As we begin to explore “electronic wills” and the possibilities technology has to offer to estate planning which hope to help alleviate old problems, we should be cautious with the evolving technology. An estate planning attorney has 500 wills with no owners. Most of the wills came into his office through several law firm acquisitions. Some of the wills are more than 70 years old. However, the New York State Bar Association’s ethics opinion was that he must continue to store the wills because they had undertaken that obligation.
Clients frequently ask estate planning attorneys the same question posed by an article “Could your future will be in the cloud?” from the Daily Local News. Should the attorney keep the original will? How would the attorney know if they had a second will done, or if they died and no longer need the will? Second original wills can create problems if later Wills are executed.
While it’s almost always better to return to your original estate planning attorney when revising a will, clients are not required to tell attorneys if they are updating a will with another lawyer. Some estate planning attorneys do keep their clients’ wills, as a service to their clients. It may also be a wise thing if the clients are worried about losing the wills or if they are concerned that their executors won’t be able to find them when the time comes.
However, some attorneys do not keep client wills in their offices. They believe that the best place for an original will is in a fire and water-proof secure safe or box in the client’s home. They also count on their good relationship with clients and their families, who they believe will return to their offices when estate plans need to be updated or estates need to be administered.
The issue of a lost will could be averted, if people are diligent about telling their executors where their wills can be found, and if documents are updated from time to time, as their personal situations and laws change.

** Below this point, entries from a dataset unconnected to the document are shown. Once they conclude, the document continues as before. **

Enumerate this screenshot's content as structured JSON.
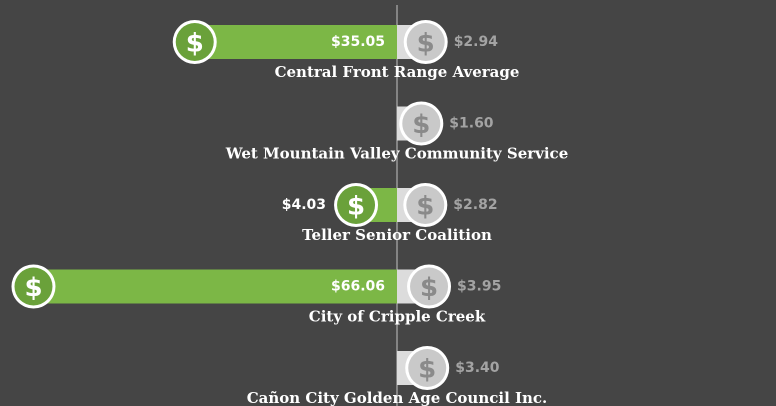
{
  "chart_data": {
    "type": "diverging-bar",
    "categories": [
      "Central Front Range Average",
      "Wet Mountain Valley Community Service",
      "Teller Senior Coalition",
      "City of Cripple Creek",
      "Cañon City Golden Age Council Inc."
    ],
    "series": [
      {
        "color": "#7cb746",
        "values": [
          35.05,
          null,
          4.03,
          66.06,
          null
        ],
        "value_labels": [
          "$35.05",
          null,
          "$4.03",
          "$66.06",
          null
        ]
      },
      {
        "color": "#dcdcdc",
        "values": [
          2.94,
          1.6,
          2.82,
          3.95,
          3.4
        ],
        "value_labels": [
          "$2.94",
          "$1.60",
          "$2.82",
          "$3.95",
          "$3.40"
        ]
      }
    ]
  }
}
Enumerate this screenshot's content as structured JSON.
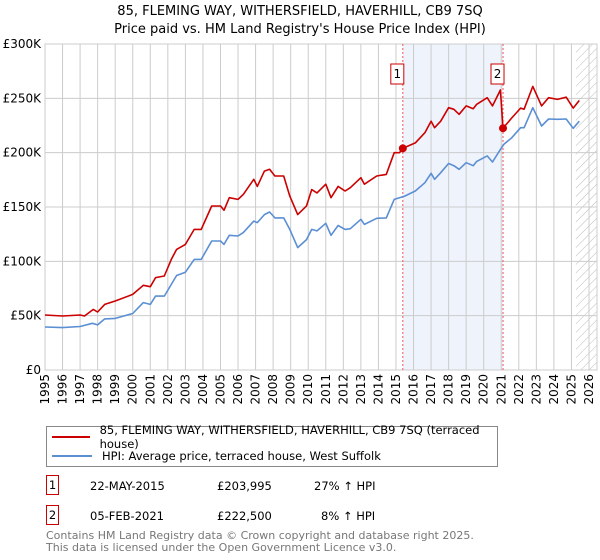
{
  "chart_data": {
    "type": "line",
    "title": "85, FLEMING WAY, WITHERSFIELD, HAVERHILL, CB9 7SQ",
    "subtitle": "Price paid vs. HM Land Registry's House Price Index (HPI)",
    "xlim": [
      1995,
      2026
    ],
    "ylim": [
      0,
      300000
    ],
    "x_ticks": [
      "1995",
      "1996",
      "1997",
      "1998",
      "1999",
      "2000",
      "2001",
      "2002",
      "2003",
      "2004",
      "2005",
      "2006",
      "2007",
      "2008",
      "2009",
      "2010",
      "2011",
      "2012",
      "2013",
      "2014",
      "2015",
      "2016",
      "2017",
      "2018",
      "2019",
      "2020",
      "2021",
      "2022",
      "2023",
      "2024",
      "2025",
      "2026"
    ],
    "y_ticks": [
      {
        "v": 0,
        "label": "£0"
      },
      {
        "v": 50000,
        "label": "£50K"
      },
      {
        "v": 100000,
        "label": "£100K"
      },
      {
        "v": 150000,
        "label": "£150K"
      },
      {
        "v": 200000,
        "label": "£200K"
      },
      {
        "v": 250000,
        "label": "£250K"
      },
      {
        "v": 300000,
        "label": "£300K"
      }
    ],
    "grid": true,
    "shaded_range": [
      2015.39,
      2021.1
    ],
    "hatched_from": 2025.25,
    "series": [
      {
        "name": "85, FLEMING WAY, WITHERSFIELD, HAVERHILL, CB9 7SQ (terraced house)",
        "color": "#cc0000",
        "x": [
          1995,
          1996,
          1997,
          1997.25,
          1997.75,
          1998,
          1998.4,
          1999,
          2000,
          2000.6,
          2001,
          2001.3,
          2001.8,
          2002.2,
          2002.5,
          2003,
          2003.5,
          2003.9,
          2004.5,
          2005,
          2005.2,
          2005.5,
          2006,
          2006.3,
          2006.9,
          2007.1,
          2007.5,
          2007.8,
          2008.1,
          2008.6,
          2008.95,
          2009.4,
          2009.9,
          2010.2,
          2010.5,
          2011,
          2011.3,
          2011.7,
          2012.1,
          2012.4,
          2013,
          2013.2,
          2013.9,
          2014.45,
          2014.9,
          2015.2,
          2015.39,
          2016.1,
          2016.65,
          2017,
          2017.2,
          2017.55,
          2018,
          2018.3,
          2018.6,
          2019,
          2019.4,
          2019.6,
          2020.2,
          2020.5,
          2020.95,
          2021.1,
          2021.6,
          2022.1,
          2022.3,
          2022.8,
          2023.3,
          2023.7,
          2024.2,
          2024.7,
          2025.1,
          2025.45
        ],
        "y": [
          50600,
          49700,
          50600,
          49700,
          55800,
          53400,
          60400,
          63500,
          69600,
          77900,
          76700,
          85000,
          86500,
          101800,
          111000,
          115600,
          129400,
          129400,
          150900,
          150900,
          147000,
          158600,
          157000,
          161600,
          175500,
          169000,
          183000,
          184700,
          178500,
          178500,
          160000,
          143000,
          151000,
          166000,
          163000,
          171000,
          158600,
          169000,
          164700,
          167800,
          177000,
          171000,
          178500,
          180000,
          200000,
          200000,
          203995,
          209000,
          218400,
          229000,
          223000,
          229000,
          241400,
          239900,
          235300,
          243000,
          240500,
          244500,
          250600,
          243000,
          257700,
          222500,
          232000,
          241000,
          240000,
          261000,
          243000,
          250600,
          249000,
          251000,
          241000,
          248000
        ]
      },
      {
        "name": "HPI: Average price, terraced house, West Suffolk",
        "color": "#5b8fd4",
        "x": [
          1995,
          1996,
          1997,
          1997.7,
          1998,
          1998.4,
          1999,
          2000,
          2000.6,
          2001,
          2001.3,
          2001.8,
          2002.2,
          2002.5,
          2003,
          2003.5,
          2003.9,
          2004.5,
          2005,
          2005.2,
          2005.5,
          2006,
          2006.3,
          2006.9,
          2007.1,
          2007.5,
          2007.8,
          2008.1,
          2008.6,
          2008.95,
          2009.4,
          2009.9,
          2010.2,
          2010.5,
          2011,
          2011.3,
          2011.7,
          2012.1,
          2012.4,
          2013,
          2013.2,
          2013.9,
          2014.45,
          2014.9,
          2015.2,
          2015.5,
          2016.1,
          2016.65,
          2017,
          2017.2,
          2017.55,
          2018,
          2018.3,
          2018.6,
          2019,
          2019.4,
          2019.6,
          2020.2,
          2020.5,
          2020.95,
          2021.15,
          2021.6,
          2022.1,
          2022.3,
          2022.8,
          2023.3,
          2023.7,
          2024.2,
          2024.7,
          2025.1,
          2025.45
        ],
        "y": [
          39600,
          39000,
          40000,
          43000,
          41500,
          47000,
          47500,
          52000,
          62000,
          60400,
          68000,
          68000,
          78800,
          87000,
          90000,
          101800,
          101800,
          118700,
          118700,
          115600,
          124000,
          123300,
          126400,
          137000,
          135600,
          143000,
          145400,
          140000,
          140000,
          129400,
          112600,
          120000,
          129400,
          128000,
          135000,
          124000,
          133000,
          129400,
          130000,
          138700,
          134000,
          139600,
          140000,
          157000,
          158600,
          160000,
          164700,
          172400,
          181000,
          175500,
          181600,
          190000,
          188000,
          184700,
          190800,
          188000,
          192000,
          197000,
          191400,
          203000,
          207700,
          213800,
          223000,
          223000,
          241400,
          224500,
          231000,
          230700,
          231000,
          222400,
          229000
        ]
      }
    ],
    "sales": [
      {
        "id": "1",
        "x": 2015.39,
        "y": 203995
      },
      {
        "id": "2",
        "x": 2021.1,
        "y": 222500
      }
    ]
  },
  "legend": {
    "property": "85, FLEMING WAY, WITHERSFIELD, HAVERHILL, CB9 7SQ (terraced house)",
    "hpi": "HPI: Average price, terraced house, West Suffolk"
  },
  "transactions": [
    {
      "id": "1",
      "date": "22-MAY-2015",
      "price": "£203,995",
      "hpi": "27% ↑ HPI"
    },
    {
      "id": "2",
      "date": "05-FEB-2021",
      "price": "£222,500",
      "hpi": "8% ↑ HPI"
    }
  ],
  "footer": {
    "line1": "Contains HM Land Registry data © Crown copyright and database right 2025.",
    "line2": "This data is licensed under the Open Government Licence v3.0."
  }
}
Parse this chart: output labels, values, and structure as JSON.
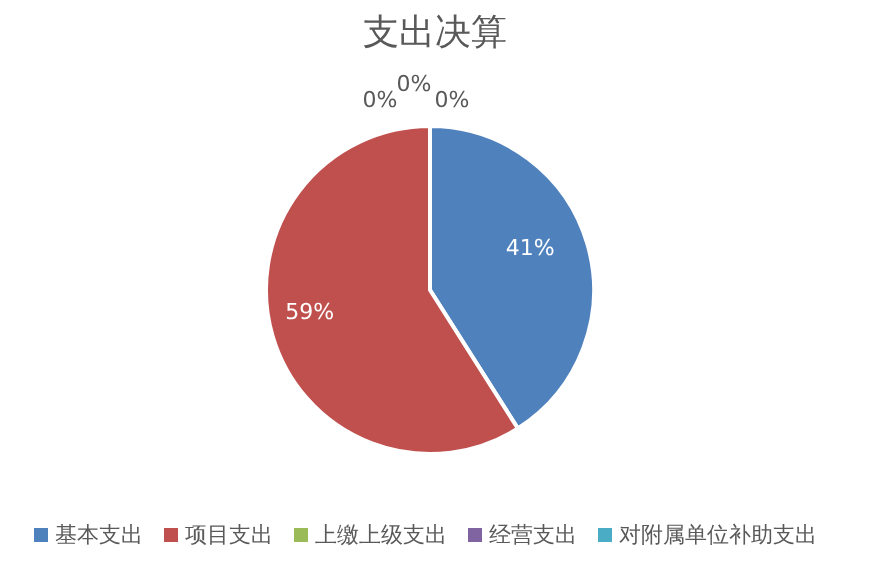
{
  "chart_data": {
    "type": "pie",
    "title": "支出决算",
    "categories": [
      "基本支出",
      "项目支出",
      "上缴上级支出",
      "经营支出",
      "对附属单位补助支出"
    ],
    "values": [
      41,
      59,
      0,
      0,
      0
    ],
    "colors": [
      "#4f81bd",
      "#c0504d",
      "#9bbb59",
      "#8064a2",
      "#4bacc6"
    ],
    "value_labels": [
      "41%",
      "59%",
      "0%",
      "0%",
      "0%"
    ],
    "legend": "bottom"
  }
}
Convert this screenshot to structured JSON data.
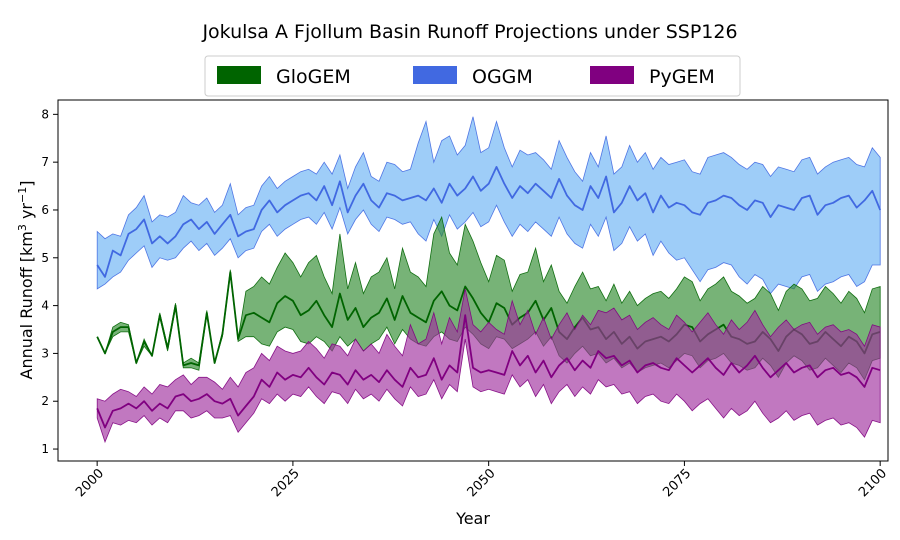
{
  "chart_data": {
    "type": "area",
    "title": "Jokulsa A Fjollum Basin Runoff Projections under SSP126",
    "xlabel": "Year",
    "ylabel": "Annual Runoff [km³ yr⁻¹]",
    "ylabel_main": "Annual Runoff [km",
    "ylabel_sup1": "3",
    "ylabel_mid": " yr",
    "ylabel_sup2": "−1",
    "ylabel_end": "]",
    "xlim": [
      1995,
      2101
    ],
    "ylim": [
      0.75,
      8.3
    ],
    "xticks": [
      2000,
      2025,
      2050,
      2075,
      2100
    ],
    "yticks": [
      1,
      2,
      3,
      4,
      5,
      6,
      7,
      8
    ],
    "legend": {
      "placement": "top-center",
      "entries": [
        "GloGEM",
        "OGGM",
        "PyGEM"
      ]
    },
    "colors": {
      "GloGEM_fill": "#2e8b2e",
      "GloGEM_line": "#006400",
      "OGGM_fill": "#6ab2f5",
      "OGGM_line": "#4169e1",
      "PyGEM_fill": "#a0309e",
      "PyGEM_line": "#800080"
    },
    "series": [
      {
        "name": "OGGM",
        "x_start": 2000,
        "mean": [
          4.85,
          4.6,
          5.15,
          5.05,
          5.5,
          5.6,
          5.8,
          5.3,
          5.45,
          5.3,
          5.45,
          5.7,
          5.8,
          5.6,
          5.75,
          5.5,
          5.7,
          5.9,
          5.45,
          5.55,
          5.6,
          6.0,
          6.2,
          5.95,
          6.1,
          6.2,
          6.3,
          6.35,
          6.2,
          6.5,
          6.1,
          6.6,
          5.95,
          6.3,
          6.55,
          6.2,
          6.05,
          6.35,
          6.3,
          6.2,
          6.25,
          6.3,
          6.2,
          6.45,
          6.15,
          6.55,
          6.3,
          6.45,
          6.7,
          6.4,
          6.55,
          6.9,
          6.55,
          6.25,
          6.5,
          6.35,
          6.55,
          6.4,
          6.25,
          6.65,
          6.3,
          6.1,
          6.0,
          6.5,
          6.25,
          6.7,
          5.95,
          6.15,
          6.5,
          6.2,
          6.35,
          5.95,
          6.3,
          6.05,
          6.15,
          6.1,
          5.95,
          5.9,
          6.15,
          6.2,
          6.3,
          6.25,
          6.1,
          6.0,
          6.2,
          6.15,
          5.85,
          6.1,
          6.05,
          6.0,
          6.25,
          6.3,
          5.9,
          6.1,
          6.15,
          6.25,
          6.3,
          6.05,
          6.2,
          6.4,
          6.0
        ],
        "upper": [
          5.55,
          5.4,
          5.5,
          5.45,
          5.9,
          6.05,
          6.3,
          5.75,
          5.9,
          5.85,
          5.95,
          6.3,
          6.15,
          6.1,
          6.25,
          5.95,
          6.1,
          6.55,
          5.9,
          6.05,
          6.1,
          6.5,
          6.7,
          6.45,
          6.6,
          6.7,
          6.8,
          6.85,
          6.75,
          7.0,
          6.75,
          7.15,
          6.45,
          6.9,
          7.2,
          6.7,
          6.6,
          7.0,
          6.95,
          6.8,
          6.85,
          7.4,
          7.85,
          7.0,
          7.45,
          7.55,
          7.15,
          7.35,
          7.95,
          7.2,
          7.3,
          7.85,
          7.3,
          6.9,
          7.25,
          7.15,
          7.2,
          7.05,
          6.85,
          7.45,
          7.1,
          6.8,
          6.6,
          7.2,
          6.9,
          7.55,
          6.75,
          6.9,
          7.35,
          7.0,
          7.2,
          6.85,
          7.1,
          6.95,
          7.0,
          7.05,
          6.8,
          6.75,
          7.1,
          7.15,
          7.2,
          7.1,
          6.95,
          6.85,
          7.0,
          6.95,
          6.7,
          6.9,
          6.85,
          6.8,
          7.05,
          7.1,
          6.75,
          6.9,
          7.0,
          7.05,
          7.1,
          6.95,
          6.9,
          7.3,
          7.1
        ],
        "lower": [
          4.35,
          4.45,
          4.6,
          4.7,
          4.95,
          5.1,
          5.25,
          4.8,
          5.0,
          4.95,
          5.0,
          5.2,
          5.35,
          5.15,
          5.3,
          5.05,
          5.2,
          5.4,
          5.0,
          5.15,
          5.2,
          5.55,
          5.7,
          5.45,
          5.6,
          5.7,
          5.8,
          5.85,
          5.7,
          5.95,
          5.6,
          6.05,
          5.5,
          5.8,
          6.0,
          5.7,
          5.55,
          5.85,
          5.8,
          5.7,
          5.75,
          5.5,
          5.35,
          5.8,
          5.45,
          5.9,
          5.6,
          5.75,
          5.95,
          5.65,
          5.75,
          6.1,
          5.75,
          5.45,
          5.7,
          5.55,
          5.75,
          5.6,
          5.45,
          5.85,
          5.5,
          5.3,
          5.2,
          5.7,
          5.45,
          5.85,
          5.15,
          5.3,
          5.65,
          5.35,
          5.5,
          5.05,
          5.35,
          5.1,
          4.95,
          5.0,
          4.75,
          4.5,
          4.75,
          4.8,
          4.9,
          4.85,
          4.6,
          4.45,
          4.65,
          4.55,
          4.25,
          4.45,
          4.4,
          4.35,
          4.6,
          4.65,
          4.3,
          4.45,
          4.5,
          4.6,
          4.65,
          4.4,
          4.5,
          4.85,
          4.85
        ]
      },
      {
        "name": "GloGEM",
        "x_start": 2000,
        "mean": [
          3.35,
          3.0,
          3.45,
          3.55,
          3.55,
          2.8,
          3.25,
          2.95,
          3.8,
          3.1,
          4.0,
          2.75,
          2.8,
          2.75,
          3.85,
          2.8,
          3.4,
          4.7,
          3.3,
          3.8,
          3.85,
          3.75,
          3.65,
          4.05,
          4.2,
          4.1,
          3.8,
          3.9,
          4.1,
          3.8,
          3.55,
          4.25,
          3.7,
          3.95,
          3.55,
          3.75,
          3.85,
          4.15,
          3.7,
          4.2,
          3.85,
          3.75,
          3.65,
          4.1,
          4.3,
          4.0,
          3.9,
          4.4,
          4.15,
          3.85,
          3.65,
          4.05,
          3.95,
          3.6,
          3.75,
          3.85,
          4.1,
          3.7,
          3.95,
          3.45,
          3.3,
          3.55,
          3.75,
          3.5,
          3.55,
          3.3,
          3.45,
          3.2,
          3.35,
          3.1,
          3.25,
          3.3,
          3.35,
          3.25,
          3.4,
          3.6,
          3.55,
          3.25,
          3.4,
          3.5,
          3.6,
          3.35,
          3.3,
          3.2,
          3.25,
          3.45,
          3.3,
          3.05,
          3.35,
          3.5,
          3.4,
          3.2,
          3.25,
          3.45,
          3.3,
          3.15,
          3.35,
          3.25,
          3.0,
          3.4,
          3.45
        ],
        "upper": [
          3.35,
          3.0,
          3.55,
          3.65,
          3.6,
          2.8,
          3.3,
          2.95,
          3.85,
          3.15,
          4.05,
          2.8,
          2.9,
          2.8,
          3.9,
          2.8,
          3.45,
          4.75,
          3.3,
          4.3,
          4.4,
          4.6,
          4.45,
          4.8,
          5.1,
          4.9,
          4.6,
          4.9,
          5.05,
          4.6,
          4.25,
          5.5,
          4.35,
          4.9,
          4.25,
          4.6,
          4.7,
          5.0,
          4.35,
          5.2,
          4.7,
          4.6,
          4.4,
          5.5,
          5.85,
          5.1,
          4.85,
          5.7,
          5.35,
          4.9,
          4.5,
          5.05,
          4.95,
          4.3,
          4.65,
          4.7,
          5.2,
          4.5,
          4.85,
          4.3,
          4.05,
          4.4,
          4.7,
          4.35,
          4.4,
          4.1,
          4.45,
          4.05,
          4.3,
          4.0,
          4.15,
          4.25,
          4.3,
          4.15,
          4.35,
          4.6,
          4.5,
          4.1,
          4.35,
          4.45,
          4.6,
          4.3,
          4.2,
          4.05,
          4.15,
          4.4,
          4.25,
          3.9,
          4.3,
          4.45,
          4.35,
          4.1,
          4.15,
          4.4,
          4.25,
          4.05,
          4.3,
          4.15,
          3.85,
          4.35,
          4.4
        ],
        "lower": [
          3.35,
          3.0,
          3.35,
          3.45,
          3.45,
          2.8,
          3.15,
          2.95,
          3.75,
          3.05,
          3.95,
          2.7,
          2.7,
          2.65,
          3.8,
          2.8,
          3.35,
          4.65,
          3.25,
          3.35,
          3.35,
          3.2,
          3.15,
          3.45,
          3.55,
          3.5,
          3.25,
          3.2,
          3.35,
          3.25,
          3.05,
          3.35,
          3.15,
          3.3,
          3.05,
          3.2,
          3.3,
          3.55,
          3.2,
          3.5,
          3.3,
          3.2,
          3.15,
          3.35,
          3.45,
          3.3,
          3.25,
          3.55,
          3.4,
          3.2,
          3.1,
          3.35,
          3.3,
          3.1,
          3.2,
          3.3,
          3.45,
          3.15,
          3.35,
          2.95,
          2.8,
          3.0,
          3.15,
          2.95,
          3.0,
          2.8,
          2.9,
          2.7,
          2.8,
          2.6,
          2.7,
          2.75,
          2.8,
          2.7,
          2.85,
          3.0,
          2.95,
          2.7,
          2.85,
          2.9,
          3.0,
          2.8,
          2.75,
          2.65,
          2.7,
          2.9,
          2.75,
          2.5,
          2.8,
          2.95,
          2.85,
          2.65,
          2.7,
          2.9,
          2.75,
          2.6,
          2.8,
          2.7,
          2.45,
          2.85,
          2.9
        ]
      },
      {
        "name": "PyGEM",
        "x_start": 2000,
        "mean": [
          1.85,
          1.45,
          1.8,
          1.85,
          1.95,
          1.85,
          2.0,
          1.8,
          1.95,
          1.85,
          2.1,
          2.15,
          2.0,
          2.05,
          2.15,
          2.0,
          1.95,
          2.05,
          1.7,
          1.9,
          2.1,
          2.45,
          2.3,
          2.6,
          2.45,
          2.55,
          2.5,
          2.7,
          2.5,
          2.35,
          2.6,
          2.55,
          2.35,
          2.65,
          2.45,
          2.55,
          2.4,
          2.65,
          2.45,
          2.3,
          2.7,
          2.5,
          2.55,
          2.9,
          2.45,
          2.75,
          2.6,
          3.8,
          2.7,
          2.6,
          2.65,
          2.6,
          2.55,
          3.05,
          2.75,
          2.95,
          2.6,
          2.85,
          2.5,
          2.75,
          2.9,
          2.65,
          2.85,
          2.7,
          3.05,
          2.9,
          2.95,
          2.75,
          2.85,
          2.6,
          2.75,
          2.8,
          2.7,
          2.65,
          2.9,
          2.75,
          2.6,
          2.75,
          2.9,
          2.7,
          2.55,
          2.8,
          2.6,
          2.75,
          2.95,
          2.7,
          2.5,
          2.65,
          2.8,
          2.6,
          2.7,
          2.75,
          2.5,
          2.65,
          2.7,
          2.55,
          2.6,
          2.5,
          2.3,
          2.7,
          2.65
        ],
        "upper": [
          2.05,
          2.0,
          2.15,
          2.25,
          2.2,
          2.1,
          2.3,
          2.15,
          2.35,
          2.3,
          2.45,
          2.55,
          2.35,
          2.5,
          2.5,
          2.4,
          2.25,
          2.5,
          2.3,
          2.6,
          2.7,
          3.0,
          2.85,
          3.15,
          3.05,
          3.0,
          3.05,
          3.25,
          3.1,
          2.9,
          3.2,
          3.15,
          2.95,
          3.3,
          3.05,
          3.2,
          3.0,
          3.4,
          3.15,
          2.95,
          3.6,
          3.2,
          3.3,
          3.85,
          3.2,
          3.75,
          3.45,
          4.35,
          3.6,
          3.45,
          3.65,
          3.5,
          3.4,
          4.1,
          3.6,
          3.9,
          3.4,
          3.75,
          3.3,
          3.6,
          3.85,
          3.5,
          3.8,
          3.6,
          3.9,
          3.85,
          3.95,
          3.7,
          3.8,
          3.5,
          3.65,
          3.75,
          3.6,
          3.5,
          3.8,
          3.65,
          3.45,
          3.65,
          3.85,
          3.6,
          3.4,
          3.7,
          3.5,
          3.65,
          3.9,
          3.6,
          3.35,
          3.55,
          3.7,
          3.5,
          3.6,
          3.65,
          3.4,
          3.55,
          3.6,
          3.45,
          3.5,
          3.4,
          3.15,
          3.6,
          3.55
        ],
        "lower": [
          1.65,
          1.15,
          1.55,
          1.5,
          1.6,
          1.55,
          1.7,
          1.5,
          1.65,
          1.55,
          1.8,
          1.8,
          1.65,
          1.7,
          1.8,
          1.65,
          1.65,
          1.7,
          1.35,
          1.55,
          1.75,
          2.05,
          1.95,
          2.15,
          2.0,
          2.15,
          2.1,
          2.3,
          2.1,
          1.95,
          2.2,
          2.15,
          1.95,
          2.25,
          2.05,
          2.15,
          2.0,
          2.25,
          2.05,
          1.9,
          2.3,
          2.1,
          2.15,
          2.45,
          2.05,
          2.35,
          2.2,
          3.3,
          2.3,
          2.2,
          2.25,
          2.2,
          2.15,
          2.55,
          2.3,
          2.45,
          2.1,
          2.35,
          1.95,
          2.2,
          2.35,
          2.1,
          2.3,
          2.15,
          2.45,
          2.3,
          2.35,
          2.15,
          2.2,
          1.95,
          2.1,
          2.15,
          2.0,
          1.95,
          2.15,
          2.0,
          1.8,
          1.95,
          2.05,
          1.85,
          1.65,
          1.85,
          1.7,
          1.8,
          2.0,
          1.75,
          1.55,
          1.65,
          1.8,
          1.6,
          1.7,
          1.75,
          1.5,
          1.6,
          1.65,
          1.5,
          1.55,
          1.45,
          1.25,
          1.6,
          1.55
        ]
      }
    ]
  }
}
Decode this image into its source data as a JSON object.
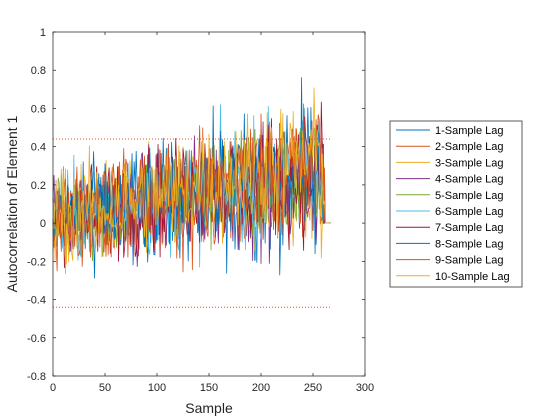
{
  "chart_data": {
    "type": "line",
    "title": "",
    "xlabel": "Sample",
    "ylabel": "Autocorrelation of Element 1",
    "xlim": [
      0,
      300
    ],
    "ylim": [
      -0.8,
      1
    ],
    "xticks": [
      0,
      50,
      100,
      150,
      200,
      250,
      300
    ],
    "yticks": [
      -0.8,
      -0.6,
      -0.4,
      -0.2,
      0,
      0.2,
      0.4,
      0.6,
      0.8,
      1
    ],
    "xtick_labels": [
      "0",
      "50",
      "100",
      "150",
      "200",
      "250",
      "300"
    ],
    "ytick_labels": [
      "-0.8",
      "-0.6",
      "-0.4",
      "-0.2",
      "0",
      "0.2",
      "0.4",
      "0.6",
      "0.8",
      "1"
    ],
    "n_samples": 267,
    "thresholds": [
      0.44,
      -0.44
    ],
    "threshold_x_range": [
      0,
      267
    ],
    "threshold_style": "dotted red",
    "grid": false,
    "legend_position": "outside-right",
    "series": [
      {
        "name": "1-Sample Lag",
        "color": "#0072BD"
      },
      {
        "name": "2-Sample Lag",
        "color": "#D95319"
      },
      {
        "name": "3-Sample Lag",
        "color": "#EDB120"
      },
      {
        "name": "4-Sample Lag",
        "color": "#7E2F8E"
      },
      {
        "name": "5-Sample Lag",
        "color": "#77AC30"
      },
      {
        "name": "6-Sample Lag",
        "color": "#4DBEEE"
      },
      {
        "name": "7-Sample Lag",
        "color": "#A2142F"
      },
      {
        "name": "8-Sample Lag",
        "color": "#0072BD"
      },
      {
        "name": "9-Sample Lag",
        "color": "#D95319"
      },
      {
        "name": "10-Sample Lag",
        "color": "#EDB120"
      }
    ]
  }
}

However, what about storing documents in a world where so much of our private important information is stored in the “cloud,” that is, on a secure platform that is offered to us by a professional or through an online service?
There are several new laws in a number of states that are looking into electronic wills, with new laws, including the Uniform Electronic Wills Act and State Electronic Will statutes. Electronic wills under the Uniform Act must be stored in a tangible or electronic medium that is “retrievable in perceivable form.” In other words, you have to be able to read it. Attesting witnesses must be in the physical presence of the testator or the electronic presence.
For most of us, the brave new world is still developing, and storage of our wills in the cloud may be a few years in the future. Speak with your estate planning attorney about their practices and recommendations for storage of your will and other important estate planning documents. Inquire about whether they provide a secure online portal for document storage, and if it is acceptable by law in your state.
Reference: Daily Local News (Feb. 5, 2020) “Could your future will be in the cloud?”